Anyway, a few weeks ago, our youngest made the big move to his own room and his own bed. The first night was hard for me, and I cried a lot. But, by the second night, I was like “Oh, this space is lovely.” “Oh, it’s nice not to be kicked in the back.” And, “oh, I love getting to keep the covers on me.”

However, much like his mama, our youngest is afraid of the dark and has a vivid imagination, so I have decided to make him a “good dream” quilt to keep him safe. It will be complete with a shied of love from mama on it. This is definitely a quilt emergency, right?

This is a picture of the plans I sketched out under my son’s direction. It’s all wrinkly from carrying it around at the fabric store.

Quilt Plans
This is my sketch based on my son’s directions. I have poor drawing skills, but, hopefully, this quilt will turn out well.

So, inside the dream tree in the middle, I told my youngest we could put all the things that make him feel happy and safe. Here’s what he chose:

  1. a Pi symbol
  2. a basketball
  3. a present with a red bow
  4. a pink heart that represents mom and dad’s “love shield” as he calls it
  5. a Pac Man
  6. a Minecraft block
  7. and a green canoe (something our family has wanted for a long time)

It all sounds great, right? I’m so excited just writing about it.

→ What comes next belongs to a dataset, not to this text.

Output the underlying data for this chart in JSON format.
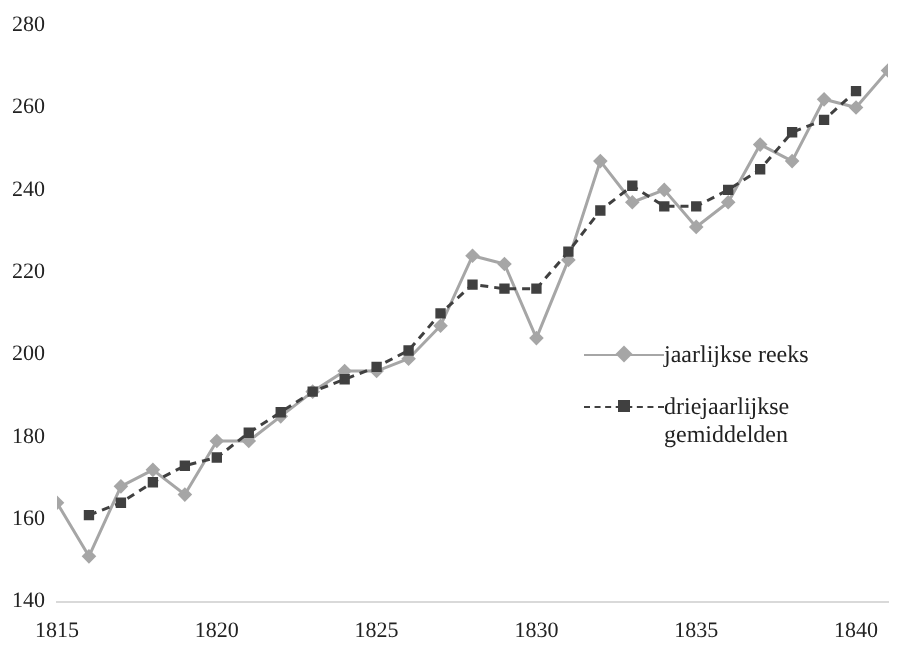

The problem is I barely have time to work on it. In all of my efforts to simplify, I still struggle to get everything done at the end of the day, and I am even, realistically, always a little behind. I still work at least a half day every day, and that includes weekends, and with homeschooling, cooking, planting the giant vegetable garden, and helping to care for the animals, I run out of time at the end of every day. Of course, right now things seem to be worse because the animals are little and the garden planting is a slow, tough process when you’re tilling with a shovel, and there’s just no way to plant carrots quickly. Those seeds are a tiny nightmare!

So I’m determined to make the time. It turns out that, in my efforts to be more of a maker, one of the things I’m going to have to learn how to make is time. Quitting my full-time job helped, but I’m still partially immersed in the academic world, and sometimes, the push and pull between that world and our little hobby farm leaves me with so little time at the end of the day.

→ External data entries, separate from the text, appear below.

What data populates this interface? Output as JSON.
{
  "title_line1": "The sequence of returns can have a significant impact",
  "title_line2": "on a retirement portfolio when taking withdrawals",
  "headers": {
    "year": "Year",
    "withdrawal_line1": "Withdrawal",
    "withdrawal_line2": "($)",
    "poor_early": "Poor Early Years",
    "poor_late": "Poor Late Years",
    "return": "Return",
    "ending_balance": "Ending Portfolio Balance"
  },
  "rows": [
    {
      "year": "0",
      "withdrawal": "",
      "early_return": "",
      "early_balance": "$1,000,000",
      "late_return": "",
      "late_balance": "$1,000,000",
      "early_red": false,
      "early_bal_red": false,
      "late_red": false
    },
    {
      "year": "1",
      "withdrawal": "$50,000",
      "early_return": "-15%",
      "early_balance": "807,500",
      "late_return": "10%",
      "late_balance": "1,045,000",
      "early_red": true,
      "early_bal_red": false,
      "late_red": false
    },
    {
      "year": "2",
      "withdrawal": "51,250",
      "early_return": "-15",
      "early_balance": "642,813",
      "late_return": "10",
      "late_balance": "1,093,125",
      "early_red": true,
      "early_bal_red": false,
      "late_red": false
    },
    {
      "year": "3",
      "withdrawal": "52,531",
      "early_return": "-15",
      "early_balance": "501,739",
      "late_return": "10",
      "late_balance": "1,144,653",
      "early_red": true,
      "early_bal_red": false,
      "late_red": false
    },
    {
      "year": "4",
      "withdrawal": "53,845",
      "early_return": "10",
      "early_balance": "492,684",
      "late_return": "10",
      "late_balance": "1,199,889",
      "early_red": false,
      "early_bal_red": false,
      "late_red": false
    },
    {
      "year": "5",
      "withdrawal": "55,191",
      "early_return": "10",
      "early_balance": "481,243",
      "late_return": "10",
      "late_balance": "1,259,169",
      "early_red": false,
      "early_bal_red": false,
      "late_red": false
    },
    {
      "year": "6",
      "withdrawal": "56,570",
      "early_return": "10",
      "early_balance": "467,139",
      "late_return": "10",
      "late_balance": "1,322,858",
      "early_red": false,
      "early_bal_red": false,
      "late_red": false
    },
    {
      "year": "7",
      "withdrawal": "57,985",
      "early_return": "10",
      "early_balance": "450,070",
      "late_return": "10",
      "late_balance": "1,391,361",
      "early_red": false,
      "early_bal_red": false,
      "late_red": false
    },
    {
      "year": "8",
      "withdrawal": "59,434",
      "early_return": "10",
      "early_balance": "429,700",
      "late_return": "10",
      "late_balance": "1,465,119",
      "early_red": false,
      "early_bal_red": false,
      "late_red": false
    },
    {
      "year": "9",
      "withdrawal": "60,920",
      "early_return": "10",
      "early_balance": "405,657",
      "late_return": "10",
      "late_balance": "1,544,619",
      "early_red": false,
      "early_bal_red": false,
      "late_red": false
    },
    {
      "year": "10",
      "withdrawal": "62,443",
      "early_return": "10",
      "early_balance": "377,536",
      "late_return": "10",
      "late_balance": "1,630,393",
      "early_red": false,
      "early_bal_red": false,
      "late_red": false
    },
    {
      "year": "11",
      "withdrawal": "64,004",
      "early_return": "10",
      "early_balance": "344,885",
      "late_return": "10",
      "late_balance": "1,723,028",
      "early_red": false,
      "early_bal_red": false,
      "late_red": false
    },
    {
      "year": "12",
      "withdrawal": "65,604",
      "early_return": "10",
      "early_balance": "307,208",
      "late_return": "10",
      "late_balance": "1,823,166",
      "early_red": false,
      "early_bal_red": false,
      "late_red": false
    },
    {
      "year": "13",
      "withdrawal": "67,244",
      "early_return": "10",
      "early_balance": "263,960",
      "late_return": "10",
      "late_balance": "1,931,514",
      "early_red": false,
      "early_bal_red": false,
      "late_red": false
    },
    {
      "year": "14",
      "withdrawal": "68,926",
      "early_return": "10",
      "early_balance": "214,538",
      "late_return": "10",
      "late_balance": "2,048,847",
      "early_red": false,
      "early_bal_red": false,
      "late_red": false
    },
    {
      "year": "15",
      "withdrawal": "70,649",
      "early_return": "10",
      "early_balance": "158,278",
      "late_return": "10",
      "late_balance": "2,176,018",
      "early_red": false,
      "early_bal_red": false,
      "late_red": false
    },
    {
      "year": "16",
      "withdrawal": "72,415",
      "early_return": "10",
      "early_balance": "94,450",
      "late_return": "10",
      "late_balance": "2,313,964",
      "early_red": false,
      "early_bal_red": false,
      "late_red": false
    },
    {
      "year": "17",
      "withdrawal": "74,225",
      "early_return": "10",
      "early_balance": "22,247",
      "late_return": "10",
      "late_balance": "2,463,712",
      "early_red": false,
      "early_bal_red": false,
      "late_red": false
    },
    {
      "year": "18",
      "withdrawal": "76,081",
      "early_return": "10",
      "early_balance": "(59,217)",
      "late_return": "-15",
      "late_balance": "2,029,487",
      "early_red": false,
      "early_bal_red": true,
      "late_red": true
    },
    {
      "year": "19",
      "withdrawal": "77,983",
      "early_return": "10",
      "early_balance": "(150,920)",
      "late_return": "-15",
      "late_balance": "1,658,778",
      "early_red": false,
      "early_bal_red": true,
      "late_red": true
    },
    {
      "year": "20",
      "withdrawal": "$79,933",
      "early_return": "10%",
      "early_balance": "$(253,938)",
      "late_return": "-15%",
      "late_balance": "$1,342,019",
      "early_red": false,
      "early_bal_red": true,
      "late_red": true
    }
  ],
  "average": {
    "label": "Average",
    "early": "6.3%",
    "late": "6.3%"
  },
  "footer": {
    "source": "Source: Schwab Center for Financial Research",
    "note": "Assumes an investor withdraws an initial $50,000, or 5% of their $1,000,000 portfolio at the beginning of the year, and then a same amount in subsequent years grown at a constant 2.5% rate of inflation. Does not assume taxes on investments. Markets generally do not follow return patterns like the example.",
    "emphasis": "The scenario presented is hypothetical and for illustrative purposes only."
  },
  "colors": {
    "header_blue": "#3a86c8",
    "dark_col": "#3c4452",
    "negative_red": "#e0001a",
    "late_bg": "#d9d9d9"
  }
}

But this quilt is important to me because I think it will be important to my little boy. When my oldest son was little, there was one Christmas (my first year of teaching full-time) that I couldn’t afford Christmas presents for him. I made him a star and moon quilt, and he still has it—and seems to really care about it. For his high school graduation, I made him a second quilt because, of course, high school graduations are important. He sleeps under it every night.

Now, it’s my youngest son’s turn. This dream quilt is important, and I am determined to make this quilt for him. It feels representative of my efforts to simplify, make, and find out what’s important. It’s not easy, but it’s what I want. I have my fabric selected. This weekend, I will get this going.

Quilt Fabric
I love these colors. I think this is going to be beautiful!

I think the lesson here is that it’s going to be hard for all of us to find balance in our lives. We all have so much going on with work and family and about a million other things we must balance. But I’ve learned that you have to set your goals about what’s important to you and then just take the time—or make the time—if you want to be a maker like I do and still have time to enjoy yourself and your family along the way. Life’s just going to pass us by otherwise, I think.